6.4.4 Sequence Modeling in Practice

Section Overview

This lesson turns sequence modeling into a small project: convert a continuous series into sliding-window samples, train an LSTM, compare against a naive baseline, and inspect validation predictions.

RNN time-series sliding window practice loop

Learning Goals

Convert a continuous time series into supervised learning samples.
Keep LSTM inputs in [batch, seq_len, input_size].
Split validation data in time order to avoid future leakage.
Train an LSTM forecaster and compare it with a naive baseline.
Read validation loss and prediction samples.

The Core Workflow

continuous series -> sliding windows -> time-order split -> LSTM -> validation MSE -> prediction inspection

For time series, avoid random splitting by default. If future points leak into training, validation becomes too optimistic.
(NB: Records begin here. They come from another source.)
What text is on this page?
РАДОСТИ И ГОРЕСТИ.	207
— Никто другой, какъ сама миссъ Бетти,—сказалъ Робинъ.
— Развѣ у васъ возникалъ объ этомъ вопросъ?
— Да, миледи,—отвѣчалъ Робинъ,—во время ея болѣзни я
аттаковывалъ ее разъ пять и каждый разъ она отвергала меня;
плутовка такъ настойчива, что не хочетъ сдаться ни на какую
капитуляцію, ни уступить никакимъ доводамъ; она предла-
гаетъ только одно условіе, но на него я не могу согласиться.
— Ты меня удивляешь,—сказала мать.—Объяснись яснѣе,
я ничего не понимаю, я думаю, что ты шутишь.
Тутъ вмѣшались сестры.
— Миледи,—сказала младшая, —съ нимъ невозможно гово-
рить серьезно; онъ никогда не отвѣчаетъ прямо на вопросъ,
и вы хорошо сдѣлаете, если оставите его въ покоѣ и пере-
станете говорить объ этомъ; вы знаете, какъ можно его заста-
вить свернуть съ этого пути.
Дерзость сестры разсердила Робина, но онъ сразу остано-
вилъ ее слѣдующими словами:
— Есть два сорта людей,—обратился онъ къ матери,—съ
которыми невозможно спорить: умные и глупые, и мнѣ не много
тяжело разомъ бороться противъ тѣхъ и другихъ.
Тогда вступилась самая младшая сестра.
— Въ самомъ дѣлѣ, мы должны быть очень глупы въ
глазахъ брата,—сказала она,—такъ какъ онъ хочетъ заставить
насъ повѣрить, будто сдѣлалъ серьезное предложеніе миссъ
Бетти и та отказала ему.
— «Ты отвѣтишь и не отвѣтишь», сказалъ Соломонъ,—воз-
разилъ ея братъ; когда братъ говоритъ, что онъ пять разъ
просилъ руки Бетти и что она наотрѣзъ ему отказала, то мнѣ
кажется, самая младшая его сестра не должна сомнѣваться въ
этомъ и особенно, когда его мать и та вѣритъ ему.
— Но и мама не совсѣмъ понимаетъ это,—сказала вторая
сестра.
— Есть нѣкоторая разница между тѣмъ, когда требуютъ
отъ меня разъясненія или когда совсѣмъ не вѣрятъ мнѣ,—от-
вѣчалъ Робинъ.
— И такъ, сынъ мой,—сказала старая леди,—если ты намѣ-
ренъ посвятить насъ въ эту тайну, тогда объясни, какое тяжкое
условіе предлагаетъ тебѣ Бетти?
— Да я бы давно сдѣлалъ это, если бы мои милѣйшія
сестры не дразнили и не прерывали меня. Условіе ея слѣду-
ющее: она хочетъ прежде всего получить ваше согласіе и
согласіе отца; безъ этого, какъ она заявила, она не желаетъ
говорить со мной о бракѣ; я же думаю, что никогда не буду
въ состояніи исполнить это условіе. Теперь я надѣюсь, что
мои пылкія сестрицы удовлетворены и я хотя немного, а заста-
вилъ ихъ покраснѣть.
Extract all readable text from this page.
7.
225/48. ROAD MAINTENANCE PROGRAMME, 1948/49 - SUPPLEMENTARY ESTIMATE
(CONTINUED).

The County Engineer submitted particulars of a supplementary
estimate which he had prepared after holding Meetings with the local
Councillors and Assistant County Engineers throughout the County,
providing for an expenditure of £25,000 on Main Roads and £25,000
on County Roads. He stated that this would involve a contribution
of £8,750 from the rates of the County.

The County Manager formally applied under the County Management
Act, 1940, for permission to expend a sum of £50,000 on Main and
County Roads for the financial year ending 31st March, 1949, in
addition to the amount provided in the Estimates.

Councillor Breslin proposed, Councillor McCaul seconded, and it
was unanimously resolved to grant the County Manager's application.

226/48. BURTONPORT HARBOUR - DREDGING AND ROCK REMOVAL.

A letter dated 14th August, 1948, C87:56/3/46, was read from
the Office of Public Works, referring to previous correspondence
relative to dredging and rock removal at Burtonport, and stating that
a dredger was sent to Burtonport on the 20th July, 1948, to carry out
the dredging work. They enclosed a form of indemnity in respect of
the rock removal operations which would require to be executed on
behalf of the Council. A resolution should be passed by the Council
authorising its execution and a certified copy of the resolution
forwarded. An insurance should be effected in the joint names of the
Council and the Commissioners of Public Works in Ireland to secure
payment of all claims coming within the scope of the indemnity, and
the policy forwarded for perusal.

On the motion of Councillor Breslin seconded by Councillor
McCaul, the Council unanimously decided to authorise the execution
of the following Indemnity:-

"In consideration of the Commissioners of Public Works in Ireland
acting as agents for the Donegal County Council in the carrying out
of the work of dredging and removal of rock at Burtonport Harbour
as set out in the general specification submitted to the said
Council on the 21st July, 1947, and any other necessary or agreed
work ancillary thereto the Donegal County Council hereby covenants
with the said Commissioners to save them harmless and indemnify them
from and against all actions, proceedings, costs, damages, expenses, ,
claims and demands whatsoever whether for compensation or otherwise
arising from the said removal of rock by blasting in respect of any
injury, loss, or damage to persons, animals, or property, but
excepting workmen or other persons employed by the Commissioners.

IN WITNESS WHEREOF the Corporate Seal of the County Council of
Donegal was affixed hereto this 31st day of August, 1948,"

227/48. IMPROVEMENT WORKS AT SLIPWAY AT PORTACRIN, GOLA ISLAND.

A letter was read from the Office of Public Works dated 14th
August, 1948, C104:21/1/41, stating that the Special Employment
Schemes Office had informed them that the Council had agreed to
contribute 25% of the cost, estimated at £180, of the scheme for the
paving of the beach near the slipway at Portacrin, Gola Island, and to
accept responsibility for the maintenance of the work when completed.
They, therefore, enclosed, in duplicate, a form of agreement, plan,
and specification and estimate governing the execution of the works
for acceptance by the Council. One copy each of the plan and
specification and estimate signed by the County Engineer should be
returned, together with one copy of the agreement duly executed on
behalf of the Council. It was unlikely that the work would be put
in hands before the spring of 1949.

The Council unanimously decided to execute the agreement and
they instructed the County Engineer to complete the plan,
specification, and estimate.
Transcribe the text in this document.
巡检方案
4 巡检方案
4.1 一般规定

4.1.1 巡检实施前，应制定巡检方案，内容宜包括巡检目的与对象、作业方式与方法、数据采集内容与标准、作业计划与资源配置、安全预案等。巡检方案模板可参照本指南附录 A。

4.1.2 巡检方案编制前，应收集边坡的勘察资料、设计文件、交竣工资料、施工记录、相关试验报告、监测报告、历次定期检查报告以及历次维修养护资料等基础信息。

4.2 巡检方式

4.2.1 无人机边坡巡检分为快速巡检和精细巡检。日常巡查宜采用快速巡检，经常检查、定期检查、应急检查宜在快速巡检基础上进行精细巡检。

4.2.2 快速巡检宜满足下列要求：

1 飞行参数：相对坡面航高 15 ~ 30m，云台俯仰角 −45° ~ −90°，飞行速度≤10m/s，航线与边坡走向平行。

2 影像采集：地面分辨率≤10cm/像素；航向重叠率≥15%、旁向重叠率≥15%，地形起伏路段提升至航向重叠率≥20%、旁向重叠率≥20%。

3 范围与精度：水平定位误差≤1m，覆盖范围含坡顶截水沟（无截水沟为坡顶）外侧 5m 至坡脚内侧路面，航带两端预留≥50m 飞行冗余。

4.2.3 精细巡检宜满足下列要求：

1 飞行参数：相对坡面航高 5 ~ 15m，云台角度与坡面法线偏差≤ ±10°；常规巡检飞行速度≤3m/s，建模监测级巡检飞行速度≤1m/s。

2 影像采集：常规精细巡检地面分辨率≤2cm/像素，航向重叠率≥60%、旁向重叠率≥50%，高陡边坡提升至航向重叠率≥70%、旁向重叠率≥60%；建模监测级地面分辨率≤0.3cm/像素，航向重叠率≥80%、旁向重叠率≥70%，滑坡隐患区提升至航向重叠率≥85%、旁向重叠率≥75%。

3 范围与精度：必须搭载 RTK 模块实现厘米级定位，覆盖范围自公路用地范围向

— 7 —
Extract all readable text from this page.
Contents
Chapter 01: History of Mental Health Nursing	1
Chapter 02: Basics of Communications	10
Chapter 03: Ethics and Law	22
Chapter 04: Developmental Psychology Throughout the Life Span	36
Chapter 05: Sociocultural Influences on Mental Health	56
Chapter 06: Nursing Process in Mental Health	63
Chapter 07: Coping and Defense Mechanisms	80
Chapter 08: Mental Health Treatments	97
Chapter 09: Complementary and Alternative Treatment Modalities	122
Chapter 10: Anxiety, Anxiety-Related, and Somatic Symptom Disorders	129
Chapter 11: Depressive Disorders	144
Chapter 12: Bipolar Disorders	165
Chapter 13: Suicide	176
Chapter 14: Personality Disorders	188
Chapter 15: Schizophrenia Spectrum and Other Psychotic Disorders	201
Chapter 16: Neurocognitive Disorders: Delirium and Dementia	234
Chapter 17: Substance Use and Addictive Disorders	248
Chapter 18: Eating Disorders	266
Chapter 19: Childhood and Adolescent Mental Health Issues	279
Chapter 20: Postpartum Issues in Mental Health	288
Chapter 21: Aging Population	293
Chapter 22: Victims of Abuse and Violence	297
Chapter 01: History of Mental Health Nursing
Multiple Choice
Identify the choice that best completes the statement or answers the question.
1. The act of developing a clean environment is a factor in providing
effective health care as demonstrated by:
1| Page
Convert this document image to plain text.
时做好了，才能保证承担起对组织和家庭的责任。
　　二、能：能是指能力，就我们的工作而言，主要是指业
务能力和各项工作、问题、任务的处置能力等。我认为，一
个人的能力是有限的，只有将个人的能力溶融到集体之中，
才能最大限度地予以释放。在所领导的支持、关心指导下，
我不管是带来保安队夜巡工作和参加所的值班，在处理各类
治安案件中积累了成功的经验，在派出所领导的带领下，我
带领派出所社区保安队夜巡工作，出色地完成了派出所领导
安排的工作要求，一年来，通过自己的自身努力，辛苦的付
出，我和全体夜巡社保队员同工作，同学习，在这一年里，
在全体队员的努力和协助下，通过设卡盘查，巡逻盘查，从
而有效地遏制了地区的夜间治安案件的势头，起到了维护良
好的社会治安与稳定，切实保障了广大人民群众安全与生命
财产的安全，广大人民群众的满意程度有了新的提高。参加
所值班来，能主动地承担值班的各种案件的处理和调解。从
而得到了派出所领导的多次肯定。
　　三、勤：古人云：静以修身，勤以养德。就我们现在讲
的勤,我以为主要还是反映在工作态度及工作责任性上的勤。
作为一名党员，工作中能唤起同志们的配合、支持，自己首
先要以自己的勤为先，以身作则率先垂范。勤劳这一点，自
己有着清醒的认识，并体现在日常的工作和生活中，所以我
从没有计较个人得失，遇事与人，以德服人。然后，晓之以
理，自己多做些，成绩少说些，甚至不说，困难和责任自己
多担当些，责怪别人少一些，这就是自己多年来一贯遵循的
Sliding Window in One Minute

If window_size = 3:

series: [1, 2, 3, 4, 5, 6]

X[0] = [1, 2, 3] -> y[0] = 4
X[1] = [2, 3, 4] -> y[1] = 5
X[2] = [3, 4, 5] -> y[2] = 6

That is how a continuous sequence becomes training rows.

Full Lab: LSTM Forecasting

The synthetic series combines two waves and noise. This is still small, but it is closer to real data than a perfect sine wave.

import numpy as np
import torch
from torch import nn

np.random.seed(42)
torch.manual_seed(42)


def make_windows(series, window_size):
    X, y = [], []
    for i in range(len(series) - window_size):
        X.append(series[i : i + window_size])
        y.append(series[i + window_size])
    X = torch.tensor(np.array(X), dtype=torch.float32).unsqueeze(-1)
    y = torch.tensor(np.array(y), dtype=torch.float32).unsqueeze(-1)
    return X, y


t = np.arange(0, 220)
series = (
    np.sin(t * 0.12)
    + 0.25 * np.sin(t * 0.03)
    + np.random.randn(len(t)) * 0.04
).astype(np.float32)

window_size = 16
X, y = make_windows(series, window_size)

split = int(len(X) * 0.8)
X_train, X_val = X[:split], X[split:]
y_train, y_val = y[:split], y[split:]

print("window_lab")
print("X:", tuple(X.shape), "y:", tuple(y.shape))
print("train:", tuple(X_train.shape), "val:", tuple(X_val.shape))

naive_val = ((X_val[:, -1, :] - y_val) ** 2).mean().item()
print("naive_val_mse:", round(naive_val, 4))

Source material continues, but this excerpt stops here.